Blogg
Här finns tekniska artiklar, presentationer och nyheter om arkitektur och systemutveckling. Håll dig uppdaterad, följ oss på LinkedIn
Här finns tekniska artiklar, presentationer och nyheter om arkitektur och systemutveckling. Håll dig uppdaterad, följ oss på LinkedIn
Tooling for Observability has exploded in the last decade offering a rich portfolio of products and features to choose from. Ironically this has created some other challenges; vendor specific agents that misbehave, vendor lock in, licensing costs, inflexible centralised observability platforms, and platforms that operate outside the scope of their intended use. The result is often a complex and brittle observability infrastructure that requires significant effort to use and maintain.
It is good to remember that the value added by Observability is the ability to grasp the needs of our customers and to quickly react to incidents.
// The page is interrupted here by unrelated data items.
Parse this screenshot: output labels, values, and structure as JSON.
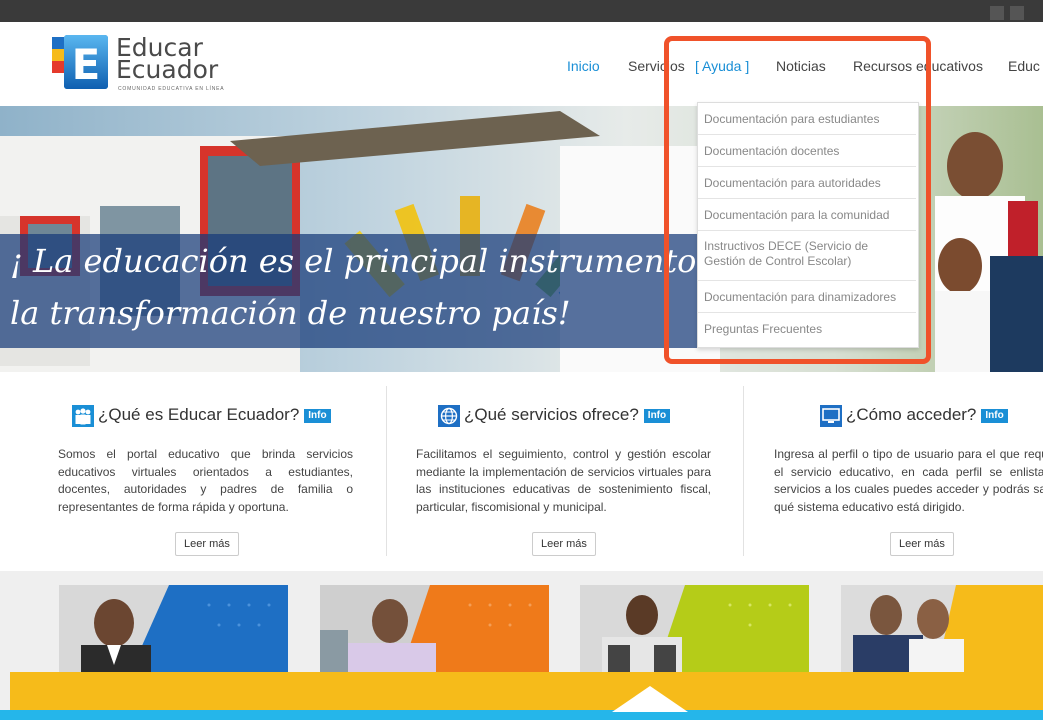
{
  "logo": {
    "line1": "Educar",
    "line2": "Ecuador",
    "tagline": "COMUNIDAD EDUCATIVA EN LÍNEA",
    "mark_letter": "E"
  },
  "nav": [
    {
      "label": "Inicio",
      "active": true
    },
    {
      "label": "Servicios"
    },
    {
      "label": "[  Ayuda  ]",
      "highlighted": true
    },
    {
      "label": "Noticias"
    },
    {
      "label": "Recursos educativos"
    },
    {
      "label": "Educ"
    }
  ],
  "hero": {
    "line1": "¡ La educación es el principal instrumento",
    "line2": "la transformación de nuestro país!"
  },
  "dropdown": {
    "items": [
      "Documentación para estudiantes",
      "Documentación docentes",
      "Documentación para autoridades",
      "Documentación para la comunidad",
      "Instructivos DECE (Servicio de Gestión de Control Escolar)",
      "Documentación para dinamizadores",
      "Preguntas Frecuentes"
    ]
  },
  "columns": [
    {
      "title": "¿Qué es Educar Ecuador?",
      "badge": "Info",
      "icon": "people-icon",
      "text": "Somos el portal educativo que brinda servicios educativos virtuales orientados a estudiantes, docentes, autoridades y padres de familia o representantes de forma rápida y oportuna.",
      "button": "Leer más"
    },
    {
      "title": "¿Qué servicios ofrece?",
      "badge": "Info",
      "icon": "globe-icon",
      "text": "Facilitamos el seguimiento, control y gestión escolar mediante la implementación de servicios virtuales para las instituciones educativas de sostenimiento fiscal, particular, fiscomisional y municipal.",
      "button": "Leer más"
    },
    {
      "title": "¿Cómo acceder?",
      "badge": "Info",
      "icon": "monitor-icon",
      "text": "Ingresa al perfil o tipo de usuario para el que requieres el servicio educativo, en cada perfil se enlistan los servicios a los cuales puedes acceder y podrás saber a qué sistema educativo está dirigido.",
      "button": "Leer más"
    }
  ],
  "colors": {
    "accent_blue": "#1a8fd6",
    "highlight_orange": "#f0522a",
    "card_blue": "#1e6fc4",
    "card_orange": "#ef7a1a",
    "card_green": "#b5cc18",
    "card_yellow": "#f6bb1a",
    "footer_yellow": "#f6bb1a",
    "footer_blue": "#25b6ea"
  }
}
Spending time wrestling with Observability infrastructure detracts from this.
In this blog I will look at OpenTelemetry and how adopting this can ease your Observability journey.
This blog is a special collaboration with Robert Mayer of ROMA IT, an architect and developer with a deep interest in Observability. Here we would like to share some of our experiences of implementing OpenTelemetry in the wild. Before jumping into this blog I would strongly recommend you start with Roberts Introduction to the OTEL Collector
As always, this blog comes with a working example that you can find in our Github repository.
OpenTelemetry intends to address some of this complexity by introducing semantics that define the components of Observability, standards for transfering Observability data (aka Signals), and tooling to make the transfer easier.
OpenTelemetry is available in a number of distributions. This blog will use the open source distribution, but you may already have access to a distribution in your infrastructure, for example the RedHat OpenTelemetry Colllector for OpenShift. So how should we leverage this?
Note: each distribution offers slightly differently features, often with different support levels. Read the documentation with care and check back often as the pace of development is quite high!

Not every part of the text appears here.